York City football club’s plans to hike season ticket prices have been put on hold amid delays at its under-construction Community Stadium.
Work commenced on the 8,000-seat stadium and leisure centre complex project in December 2017 amid a long-running saga surrounding the future home of the football club, which is currently competing in the National League North, the sixth tier of English football.
The stadium, which is scheduled to open in September for the 2019-20 season, is facing “ongoing uncertainty”, which a club spokesman said is putting pressure on its finances.
The decision to increase ticket prices was originally necessary to cover booking fees associated with the new online ticketing service at the Community Stadium, but with further games being forced to be played at Bootham Crescent, the club has decided to freeze prices for next season.

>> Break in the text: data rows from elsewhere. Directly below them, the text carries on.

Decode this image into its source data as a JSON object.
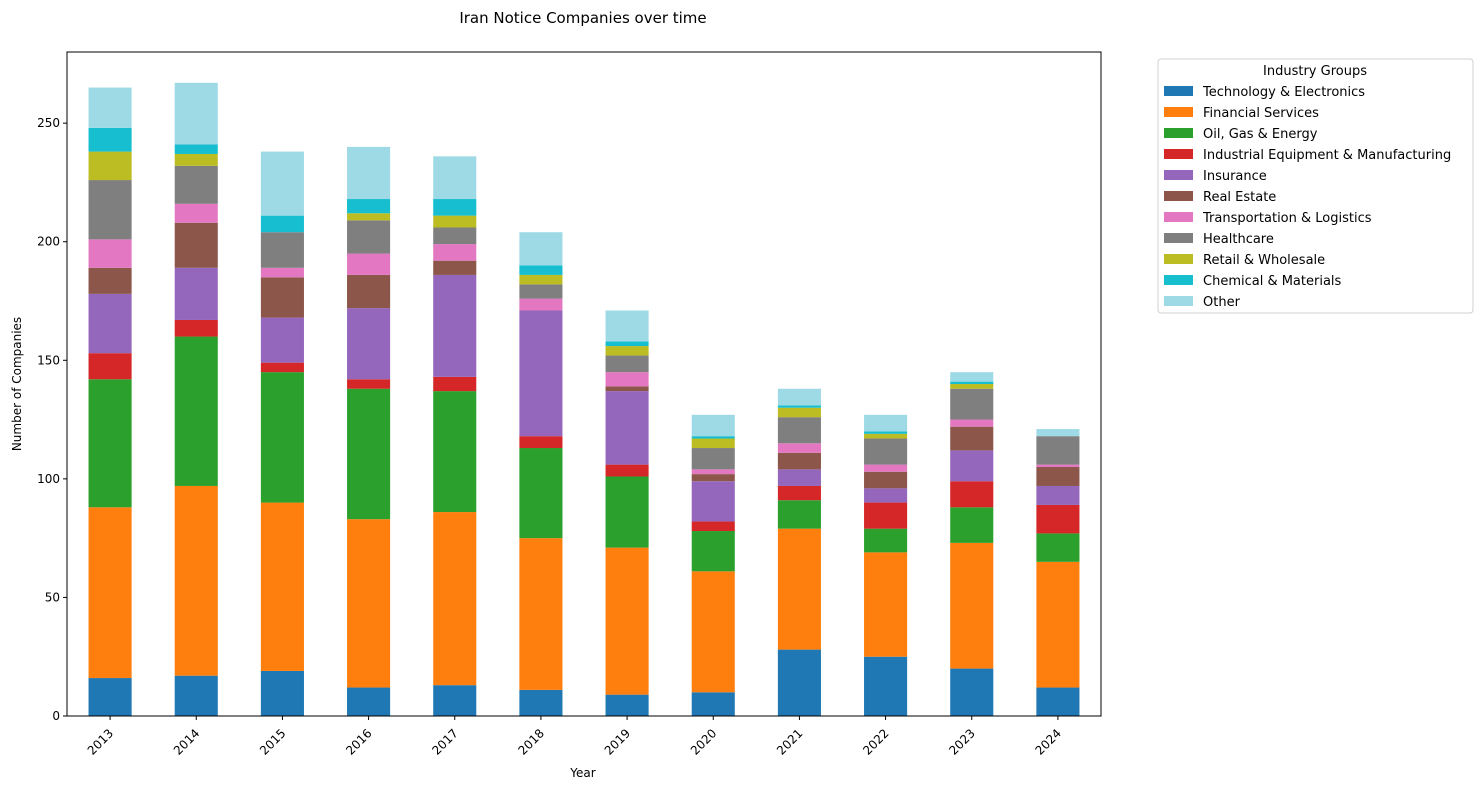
{
  "chart_data": {
    "type": "bar",
    "stacked": true,
    "title": "Iran Notice Companies over time",
    "xlabel": "Year",
    "ylabel": "Number of Companies",
    "ylim": [
      0,
      280
    ],
    "yticks": [
      0,
      50,
      100,
      150,
      200,
      250
    ],
    "categories": [
      "2013",
      "2014",
      "2015",
      "2016",
      "2017",
      "2018",
      "2019",
      "2020",
      "2021",
      "2022",
      "2023",
      "2024"
    ],
    "legend_title": "Industry Groups",
    "legend_position": "outside-top-right",
    "grid": false,
    "series": [
      {
        "name": "Technology & Electronics",
        "color": "#1f77b4",
        "values": [
          16,
          17,
          19,
          12,
          13,
          11,
          9,
          10,
          28,
          25,
          20,
          12
        ]
      },
      {
        "name": "Financial Services",
        "color": "#ff7f0e",
        "values": [
          72,
          80,
          71,
          71,
          73,
          64,
          62,
          51,
          51,
          44,
          53,
          53
        ]
      },
      {
        "name": "Oil, Gas & Energy",
        "color": "#2ca02c",
        "values": [
          54,
          63,
          55,
          55,
          51,
          38,
          30,
          17,
          12,
          10,
          15,
          12
        ]
      },
      {
        "name": "Industrial Equipment & Manufacturing",
        "color": "#d62728",
        "values": [
          11,
          7,
          4,
          4,
          6,
          5,
          5,
          4,
          6,
          11,
          11,
          12
        ]
      },
      {
        "name": "Insurance",
        "color": "#9467bd",
        "values": [
          25,
          22,
          19,
          30,
          43,
          53,
          31,
          17,
          7,
          6,
          13,
          8
        ]
      },
      {
        "name": "Real Estate",
        "color": "#8c564b",
        "values": [
          11,
          19,
          17,
          14,
          6,
          0,
          2,
          3,
          7,
          7,
          10,
          8
        ]
      },
      {
        "name": "Transportation & Logistics",
        "color": "#e377c2",
        "values": [
          12,
          8,
          4,
          9,
          7,
          5,
          6,
          2,
          4,
          3,
          3,
          1
        ]
      },
      {
        "name": "Healthcare",
        "color": "#7f7f7f",
        "values": [
          25,
          16,
          15,
          14,
          7,
          6,
          7,
          9,
          11,
          11,
          13,
          12
        ]
      },
      {
        "name": "Retail & Wholesale",
        "color": "#bcbd22",
        "values": [
          12,
          5,
          0,
          3,
          5,
          4,
          4,
          4,
          4,
          2,
          2,
          0
        ]
      },
      {
        "name": "Chemical & Materials",
        "color": "#17becf",
        "values": [
          10,
          4,
          7,
          6,
          7,
          4,
          2,
          1,
          1,
          1,
          1,
          0
        ]
      },
      {
        "name": "Other",
        "color": "#9edae5",
        "values": [
          17,
          26,
          27,
          22,
          18,
          14,
          13,
          9,
          7,
          7,
          4,
          3
        ]
      }
    ]
  }
}
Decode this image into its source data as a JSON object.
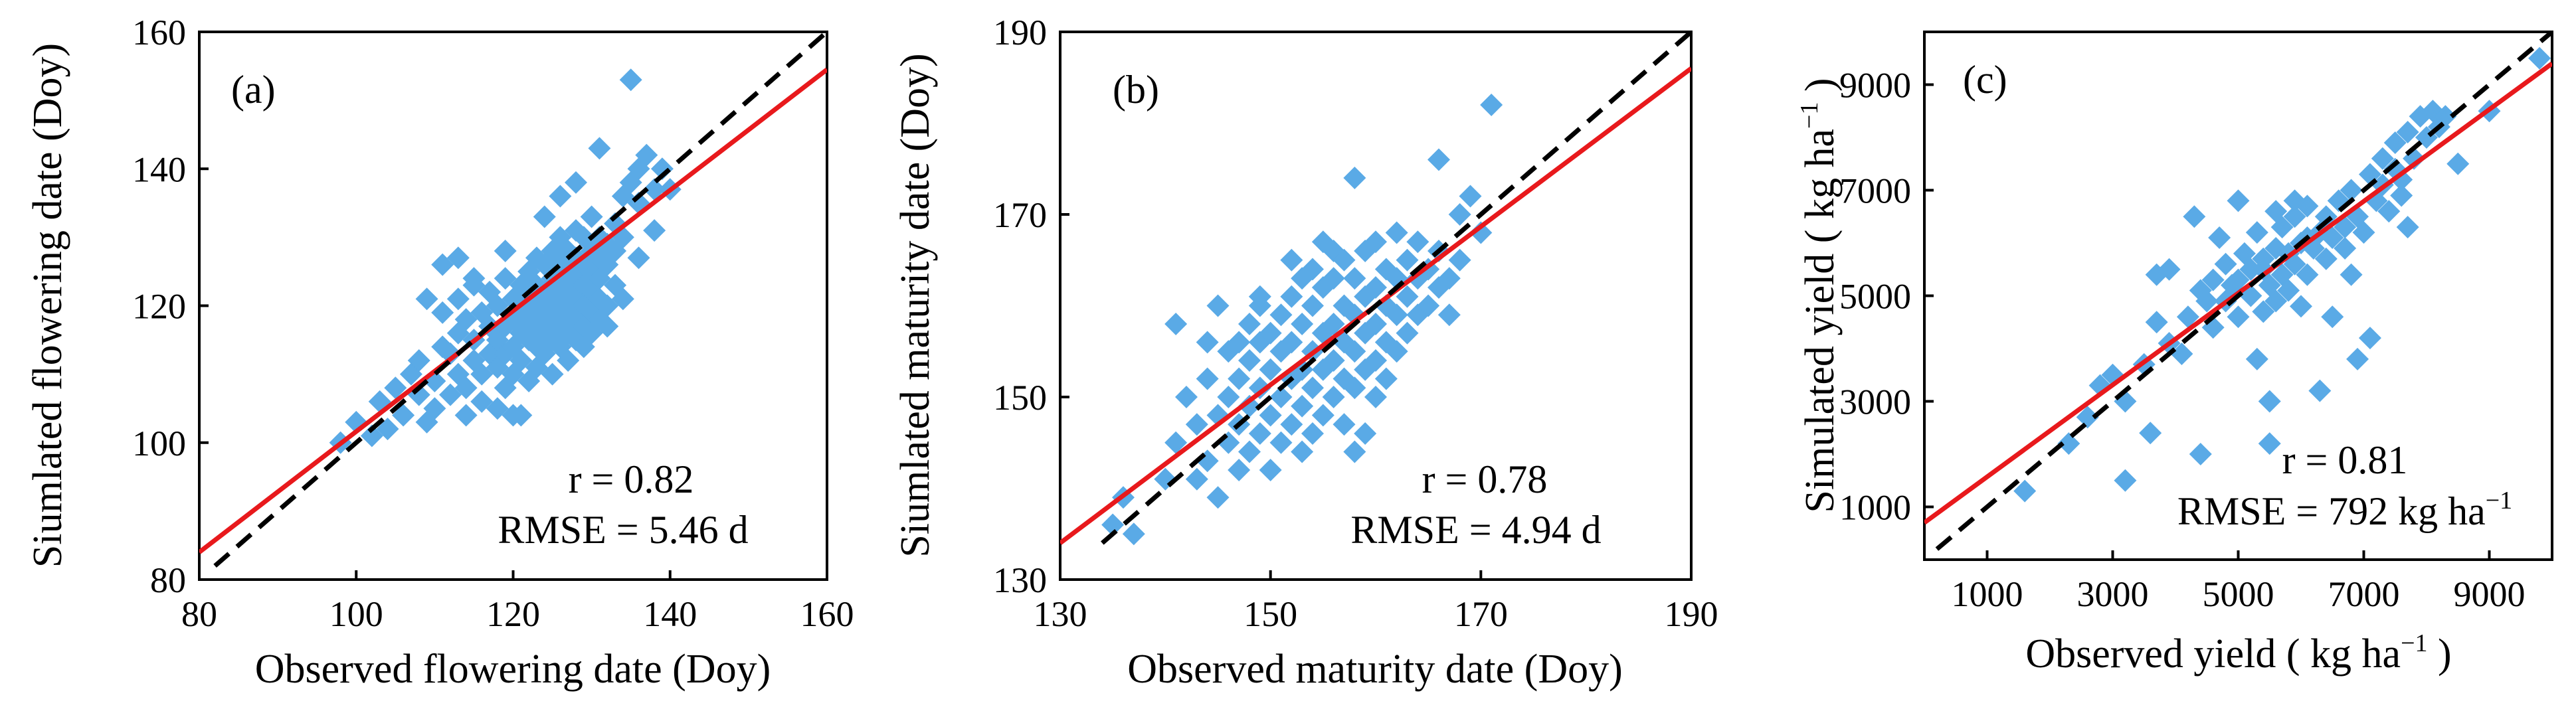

York City FC said in a statement: “Those increases were no longer justifiable and we felt it only fair on supporters to revert back to last season’s prices.
“There will still be a small booking fee payable for matchday tickets purchased for games at the new Community Stadium in the 2019-20 season (the booking fee is an operational procedure required for the online ticketing service at the new Community Stadium).
“The club wishes to apologise for any inconvenience caused and shares the frustration of our supporters.”
Adult early bird season tickets will range between £199 and £275, with child tickets costing up to £80 ahead of the discount deadline on July 20.
An update on the financial state of the project will be revealed to senior councillors at a meeting next week.
According to a City of York Council report, three restaurant units have still not been let out, which could cost the council £1.3m if they are let out at a reduced rate.
In addition, the local authority will be expected to pay Championship rugby league franchise York City Knights, which will be sharing the new stadium with the football club, an extra £15,000 in financial support. This is because delays are forcing the club to play its final two home games at Bootham Crescent, rather than the new stadium.